One element of the book that I really liked was its basis in Russian history. The coronation of the title is that of Tsar Nicholas II and Akunin makes use of several events of the time, including the Khodynka tragedy, in which over a thousand people died in a stampede at the coronation festivities. Akunin obviously knows his period well and pays minute attention to historical detail which makes the book really fascinating and entertaining reading.

On the whole though, I found the book rather difficult reading. I struggled to get into it, and even when the action began I just wasn't gripped or convinced enough by the story to care too much about what happened. Most of the action sequences verged on the farcical, which made the book a fun read but not one that I was able to get too emotionally involved in.  Having said that, I loved the plot twist at the end, which I absolutely hadn't seen coming and which finally gripped me - just a little too late.

I can't say that The Coronation has turned me into another of Akunin's many fans, but I feel a bit bad dismissing a book that comes so late in the series. At some point I'll probably give a Fandorin book another go and see if the detective or his author can change my mind.

Saturday, 25 June 2011

The Remains of the Day

I could have spent ages coming up with a really profound and meaningful choice to start the chain with, but in fact I chose Kazuo Ishiguro's The Remains of the Day for no better reason than - because it was there. Not that I'm in any way comparing it to Everest - in fact it's not a challenging read at all. I think this is because Ishiguro's prose is so beautifully and naturally written that I was very rarely aware of the author or his words - the story and the descriptions just flowed into my head from the paper.
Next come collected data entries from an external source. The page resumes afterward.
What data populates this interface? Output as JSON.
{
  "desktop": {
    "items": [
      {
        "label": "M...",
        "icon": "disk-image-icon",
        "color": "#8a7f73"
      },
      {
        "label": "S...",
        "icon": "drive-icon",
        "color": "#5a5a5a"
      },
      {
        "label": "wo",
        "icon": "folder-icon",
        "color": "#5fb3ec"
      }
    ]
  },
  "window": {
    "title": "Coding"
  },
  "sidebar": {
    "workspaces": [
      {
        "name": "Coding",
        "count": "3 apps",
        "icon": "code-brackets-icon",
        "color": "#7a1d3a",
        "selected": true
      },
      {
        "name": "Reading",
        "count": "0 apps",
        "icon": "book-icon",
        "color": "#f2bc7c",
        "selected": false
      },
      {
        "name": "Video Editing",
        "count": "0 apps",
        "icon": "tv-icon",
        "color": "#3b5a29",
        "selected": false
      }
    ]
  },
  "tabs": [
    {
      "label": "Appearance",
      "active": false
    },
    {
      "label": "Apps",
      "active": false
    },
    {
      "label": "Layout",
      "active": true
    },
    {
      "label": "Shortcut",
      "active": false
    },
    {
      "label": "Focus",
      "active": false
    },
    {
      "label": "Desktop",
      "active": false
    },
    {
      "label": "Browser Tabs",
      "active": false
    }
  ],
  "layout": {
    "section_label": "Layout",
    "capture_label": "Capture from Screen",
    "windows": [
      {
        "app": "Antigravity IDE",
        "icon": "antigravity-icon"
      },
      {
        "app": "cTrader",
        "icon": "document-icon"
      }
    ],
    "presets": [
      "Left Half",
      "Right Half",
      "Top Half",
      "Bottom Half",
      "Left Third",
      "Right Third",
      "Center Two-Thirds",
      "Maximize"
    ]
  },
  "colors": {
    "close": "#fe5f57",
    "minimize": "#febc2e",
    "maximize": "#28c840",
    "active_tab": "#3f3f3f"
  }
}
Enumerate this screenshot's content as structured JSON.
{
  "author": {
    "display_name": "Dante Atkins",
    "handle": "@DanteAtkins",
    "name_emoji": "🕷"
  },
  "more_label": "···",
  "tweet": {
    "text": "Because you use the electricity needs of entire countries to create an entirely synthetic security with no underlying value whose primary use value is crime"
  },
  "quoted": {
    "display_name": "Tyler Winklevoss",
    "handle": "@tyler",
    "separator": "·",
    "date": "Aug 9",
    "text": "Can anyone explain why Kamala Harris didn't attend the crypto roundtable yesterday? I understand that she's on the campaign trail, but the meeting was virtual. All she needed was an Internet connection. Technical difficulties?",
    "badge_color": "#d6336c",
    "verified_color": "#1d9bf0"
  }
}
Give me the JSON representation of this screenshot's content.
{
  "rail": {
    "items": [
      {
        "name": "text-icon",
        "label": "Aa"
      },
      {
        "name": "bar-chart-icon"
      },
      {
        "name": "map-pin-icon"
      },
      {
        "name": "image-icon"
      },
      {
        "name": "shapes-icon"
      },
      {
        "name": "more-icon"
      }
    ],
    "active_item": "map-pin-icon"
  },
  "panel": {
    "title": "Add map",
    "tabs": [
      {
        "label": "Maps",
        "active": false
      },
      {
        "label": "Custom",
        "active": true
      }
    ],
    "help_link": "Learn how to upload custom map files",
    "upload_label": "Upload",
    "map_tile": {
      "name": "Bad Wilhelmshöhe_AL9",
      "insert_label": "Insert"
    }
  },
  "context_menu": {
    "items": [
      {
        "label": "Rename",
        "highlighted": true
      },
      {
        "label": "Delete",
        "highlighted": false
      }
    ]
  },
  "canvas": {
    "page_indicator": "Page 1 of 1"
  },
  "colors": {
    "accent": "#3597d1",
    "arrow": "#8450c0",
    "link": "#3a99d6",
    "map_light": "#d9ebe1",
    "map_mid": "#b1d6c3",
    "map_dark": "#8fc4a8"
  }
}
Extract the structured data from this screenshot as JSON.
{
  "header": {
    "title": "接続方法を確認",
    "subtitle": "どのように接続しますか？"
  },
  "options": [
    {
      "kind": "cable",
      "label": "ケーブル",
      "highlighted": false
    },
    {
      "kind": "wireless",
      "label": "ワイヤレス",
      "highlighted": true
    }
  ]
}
Having said that, when I took the time to think about the narrator's voice, it was really fascinating. The novel is narrated in the first person by Stevens, a butler in a large English country house in the interwar period. At first glance he is a stereotypical butler - dignified (an important theme in the book), calm, and somewhat pompous. It is only as the book goes on that the reader begins to see that beneath the costume of his dignified exterior is a man as insecure and full of regret as anyone else. Eventually he comes to realise how much he has lost out on through maintaining such an emotionless facade, and it is a heartbreaking moment. I feel that Ishiguro's skill really lies in his ability to rouse the reader's sympathy for a man who on the surface seems so devoid of character, and who never intentionally reveals a glimpse of his underlying emotions. In the end, it is what Stevens doesn't say that reveals the most about him.

The book mainly takes the form of the ageing Stevens' recollections of his years of service to Lord Darlington and his relationship with the housekeeper, Miss Kenton. As he drives across the English countryside, his narrative of the events of his driving holiday is interspersed with memories which, it seems, he is unable to suppress. In essence, because of the two time frames of the book, the story has two climaxes, one of which involves his memories of Lord Darlington and his dangerous manipulation of the current affairs of the age. The other, towards which the book is obviously building from the beginning, is a short meeting with Miss Kenton, now married and moved away. Whether either of these endings is entirely satisfying is something I can't decide on - they are certainly both sources of regret for Stevens.

I loved this book. The beautiful prose, the subtle characterisation and the wonderful descriptions of the English countryside have made me a big fan of Ishiguro's writing. I just wish I could decide how hopeful I feel the end of the book is. As someone who loves a happy ending I'm trying to see it that way, but actually the more I think about the closing two or three paragraphs, the more unbearably sad I find them. This is a book that's going to stay with me for a long time.